Por isso, em Dinamarca, a trama de Shakespeare funciona como um alicerce, mas o estado do Brasil e do mundo, em 2017, parece o verdadeiro assunto que o grupo quer dissecar. E a mensagem, dessa vez, será transmitida como quem dá tapa com luva de pelica.
“Entendemos Dinamarca como a segunda peça de uma trilogia iniciada em 2015. O que vivenciamos com O Ano... explodiu neste trabalho, tanto que muitas questões trazidas no trabalho anterior são retomadas aqui de forma sutil. Se antes falávamos de um grupo de jovens no epicentro do caos político, em Dinamarca focamos naqueles que estão encastelados, nos que se consideram o outro – o ideal do dinamarquês, evoluído, de primeiro mundo, top – olhando tudo de forma, como se não fossem afundar junto”, explica o diretor Pedro Wagner.
Dessa forma, a dramaturgia “em frangalhos”, como eles definem”, escrita por Giordano Castro (que também integra o elenco) é ambientada em uma festa de casamento na qual manter a empolgação e o consumo desenfreado dos comes e bebes é quase obrigatório. Isso porque o tumulto lá fora não os diz respeito – eles são diferentes daqueles que brigam por transformações, que não têm privilégios e que, também, querem um pedaço do bolo. A obra shakespeariana aparece explicitamente em alguns momentos, quase que cortando a narrativa, como uma memória ancestral.
“Com esses trabalhos, estamos na tentativa de compreender as bolhas sociais. A gente se engana achando, pelos nossos posicionamentos políticos e olhar em relação a como se organiza a sociedade; pensamos que todos enxergam como nós. Nesse processo, a gente deixa de enxergar as coisas mais abrangentes. Ficamos discutindo picuinhas no Facebook enquanto, depois do golpe sofrido pelo país, as pessoas no poder promovem um desmonte neste país.

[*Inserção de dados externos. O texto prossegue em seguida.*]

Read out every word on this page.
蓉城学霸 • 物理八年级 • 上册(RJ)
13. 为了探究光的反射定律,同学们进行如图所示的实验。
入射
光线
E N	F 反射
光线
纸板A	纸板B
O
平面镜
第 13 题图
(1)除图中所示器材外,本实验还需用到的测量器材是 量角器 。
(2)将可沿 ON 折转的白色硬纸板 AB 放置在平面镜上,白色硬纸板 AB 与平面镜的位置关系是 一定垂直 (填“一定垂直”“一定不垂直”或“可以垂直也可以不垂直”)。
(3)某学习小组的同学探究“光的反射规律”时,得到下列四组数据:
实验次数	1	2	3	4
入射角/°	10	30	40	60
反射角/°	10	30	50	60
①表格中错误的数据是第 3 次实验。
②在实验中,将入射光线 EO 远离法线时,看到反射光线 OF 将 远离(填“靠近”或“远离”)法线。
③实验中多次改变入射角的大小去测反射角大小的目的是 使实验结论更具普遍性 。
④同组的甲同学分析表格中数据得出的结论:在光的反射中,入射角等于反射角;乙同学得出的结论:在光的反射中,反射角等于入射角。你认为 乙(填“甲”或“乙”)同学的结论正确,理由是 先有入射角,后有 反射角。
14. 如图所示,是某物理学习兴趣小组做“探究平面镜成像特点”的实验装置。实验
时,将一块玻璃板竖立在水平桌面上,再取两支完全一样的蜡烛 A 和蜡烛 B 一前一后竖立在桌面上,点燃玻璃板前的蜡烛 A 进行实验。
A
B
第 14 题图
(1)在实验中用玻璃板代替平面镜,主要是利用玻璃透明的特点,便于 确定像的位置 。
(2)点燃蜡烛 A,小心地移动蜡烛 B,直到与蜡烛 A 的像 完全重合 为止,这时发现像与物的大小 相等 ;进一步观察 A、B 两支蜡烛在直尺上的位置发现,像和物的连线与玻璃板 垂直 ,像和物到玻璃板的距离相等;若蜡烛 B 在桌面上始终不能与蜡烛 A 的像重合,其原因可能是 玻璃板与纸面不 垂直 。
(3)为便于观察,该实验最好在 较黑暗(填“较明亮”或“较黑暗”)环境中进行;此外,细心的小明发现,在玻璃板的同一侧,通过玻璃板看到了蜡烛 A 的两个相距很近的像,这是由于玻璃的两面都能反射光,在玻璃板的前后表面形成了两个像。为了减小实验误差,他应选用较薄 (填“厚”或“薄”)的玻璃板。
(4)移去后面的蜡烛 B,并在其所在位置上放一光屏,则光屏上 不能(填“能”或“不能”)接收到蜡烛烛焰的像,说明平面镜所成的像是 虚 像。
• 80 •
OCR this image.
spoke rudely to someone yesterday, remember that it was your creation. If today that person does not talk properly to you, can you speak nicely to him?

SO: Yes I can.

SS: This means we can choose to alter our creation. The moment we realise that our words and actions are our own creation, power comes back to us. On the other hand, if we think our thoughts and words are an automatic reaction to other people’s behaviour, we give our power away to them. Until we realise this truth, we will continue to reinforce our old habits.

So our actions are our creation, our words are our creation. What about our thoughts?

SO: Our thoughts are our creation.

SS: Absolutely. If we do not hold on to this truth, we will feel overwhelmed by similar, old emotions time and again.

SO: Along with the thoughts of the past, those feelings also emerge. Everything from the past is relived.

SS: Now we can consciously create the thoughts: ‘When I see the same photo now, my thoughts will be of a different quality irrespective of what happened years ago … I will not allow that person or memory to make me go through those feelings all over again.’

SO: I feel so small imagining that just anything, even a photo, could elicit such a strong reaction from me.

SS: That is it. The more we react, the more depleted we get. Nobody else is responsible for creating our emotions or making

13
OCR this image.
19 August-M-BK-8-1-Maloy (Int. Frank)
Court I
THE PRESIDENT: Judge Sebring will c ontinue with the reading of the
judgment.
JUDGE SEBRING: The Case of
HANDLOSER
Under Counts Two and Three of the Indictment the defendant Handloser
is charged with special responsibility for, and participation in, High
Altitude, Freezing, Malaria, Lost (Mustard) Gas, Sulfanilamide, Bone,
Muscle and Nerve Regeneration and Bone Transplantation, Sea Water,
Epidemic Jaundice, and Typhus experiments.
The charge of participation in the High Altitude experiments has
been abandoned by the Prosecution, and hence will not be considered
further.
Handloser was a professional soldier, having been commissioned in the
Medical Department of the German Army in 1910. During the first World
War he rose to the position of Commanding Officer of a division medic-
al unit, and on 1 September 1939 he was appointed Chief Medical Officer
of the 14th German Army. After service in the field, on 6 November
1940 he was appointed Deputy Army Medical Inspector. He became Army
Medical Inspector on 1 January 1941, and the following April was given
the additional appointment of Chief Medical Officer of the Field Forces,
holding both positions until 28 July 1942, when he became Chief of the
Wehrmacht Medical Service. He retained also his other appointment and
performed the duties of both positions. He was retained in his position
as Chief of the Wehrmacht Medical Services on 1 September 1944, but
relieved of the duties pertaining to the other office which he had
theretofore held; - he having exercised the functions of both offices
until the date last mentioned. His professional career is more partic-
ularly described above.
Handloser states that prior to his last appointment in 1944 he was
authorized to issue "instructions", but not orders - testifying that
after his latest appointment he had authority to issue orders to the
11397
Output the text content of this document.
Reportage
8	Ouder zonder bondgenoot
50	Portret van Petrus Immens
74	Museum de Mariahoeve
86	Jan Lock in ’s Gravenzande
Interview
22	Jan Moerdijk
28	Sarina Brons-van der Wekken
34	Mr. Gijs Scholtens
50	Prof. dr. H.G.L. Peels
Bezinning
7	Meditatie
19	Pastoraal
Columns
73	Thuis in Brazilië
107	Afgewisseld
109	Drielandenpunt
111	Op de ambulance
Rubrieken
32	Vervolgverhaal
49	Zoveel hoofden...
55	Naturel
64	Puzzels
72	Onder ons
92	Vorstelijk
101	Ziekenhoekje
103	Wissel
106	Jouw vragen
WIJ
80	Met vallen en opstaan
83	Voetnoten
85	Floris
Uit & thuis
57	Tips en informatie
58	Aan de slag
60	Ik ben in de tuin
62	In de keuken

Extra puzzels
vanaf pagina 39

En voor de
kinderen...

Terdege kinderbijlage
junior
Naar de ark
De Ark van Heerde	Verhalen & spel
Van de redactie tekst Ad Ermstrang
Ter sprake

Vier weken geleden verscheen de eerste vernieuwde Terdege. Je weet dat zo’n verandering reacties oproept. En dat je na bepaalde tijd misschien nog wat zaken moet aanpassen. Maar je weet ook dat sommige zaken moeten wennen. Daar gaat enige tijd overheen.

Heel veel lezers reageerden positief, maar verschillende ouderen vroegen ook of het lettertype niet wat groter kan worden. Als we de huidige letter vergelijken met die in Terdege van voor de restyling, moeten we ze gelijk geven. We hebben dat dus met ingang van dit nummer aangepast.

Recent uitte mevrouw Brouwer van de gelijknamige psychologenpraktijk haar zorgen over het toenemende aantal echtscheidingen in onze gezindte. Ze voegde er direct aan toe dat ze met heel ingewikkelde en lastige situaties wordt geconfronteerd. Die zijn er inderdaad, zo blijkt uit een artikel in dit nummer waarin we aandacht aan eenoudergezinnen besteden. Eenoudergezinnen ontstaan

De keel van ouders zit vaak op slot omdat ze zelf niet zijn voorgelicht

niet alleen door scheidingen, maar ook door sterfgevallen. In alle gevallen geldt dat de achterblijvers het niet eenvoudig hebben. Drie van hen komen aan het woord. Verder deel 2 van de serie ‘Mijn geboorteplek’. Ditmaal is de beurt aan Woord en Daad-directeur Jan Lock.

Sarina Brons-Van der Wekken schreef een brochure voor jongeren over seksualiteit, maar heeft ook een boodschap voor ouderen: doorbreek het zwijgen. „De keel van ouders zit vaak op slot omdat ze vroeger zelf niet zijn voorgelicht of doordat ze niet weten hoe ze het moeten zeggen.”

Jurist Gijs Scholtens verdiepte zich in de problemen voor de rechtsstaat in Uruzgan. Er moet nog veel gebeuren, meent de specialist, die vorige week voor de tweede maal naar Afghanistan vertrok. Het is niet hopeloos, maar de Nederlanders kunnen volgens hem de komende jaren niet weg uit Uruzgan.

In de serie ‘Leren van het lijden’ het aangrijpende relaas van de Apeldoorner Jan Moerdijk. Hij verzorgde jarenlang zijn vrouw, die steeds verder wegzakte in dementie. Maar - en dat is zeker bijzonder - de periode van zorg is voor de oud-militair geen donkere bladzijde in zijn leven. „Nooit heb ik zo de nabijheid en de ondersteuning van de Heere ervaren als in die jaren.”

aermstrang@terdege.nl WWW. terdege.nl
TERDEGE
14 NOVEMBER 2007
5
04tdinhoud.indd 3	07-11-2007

É sobre isso que estamos falando”, aponta Giordano.
Pedro e Giordano acreditam ainda que o espetáculo, que tem no elenco Lucas Torres, Bruno Parmera, Erivaldo Oliveira e Mário Sergio Cabral, terá um efeito diferente do anterior, com menos hermetismos. Porém, uma coisa é certa: a “fofura” presente em obras como Aquilo Que Meu Olhar Guardou Para Você (2012), está morta.
“É um espetáculo mais palatável, mas não menos ácido. Acho que não tem mais espaço para fofura na nossa obra”, afirma Giordano.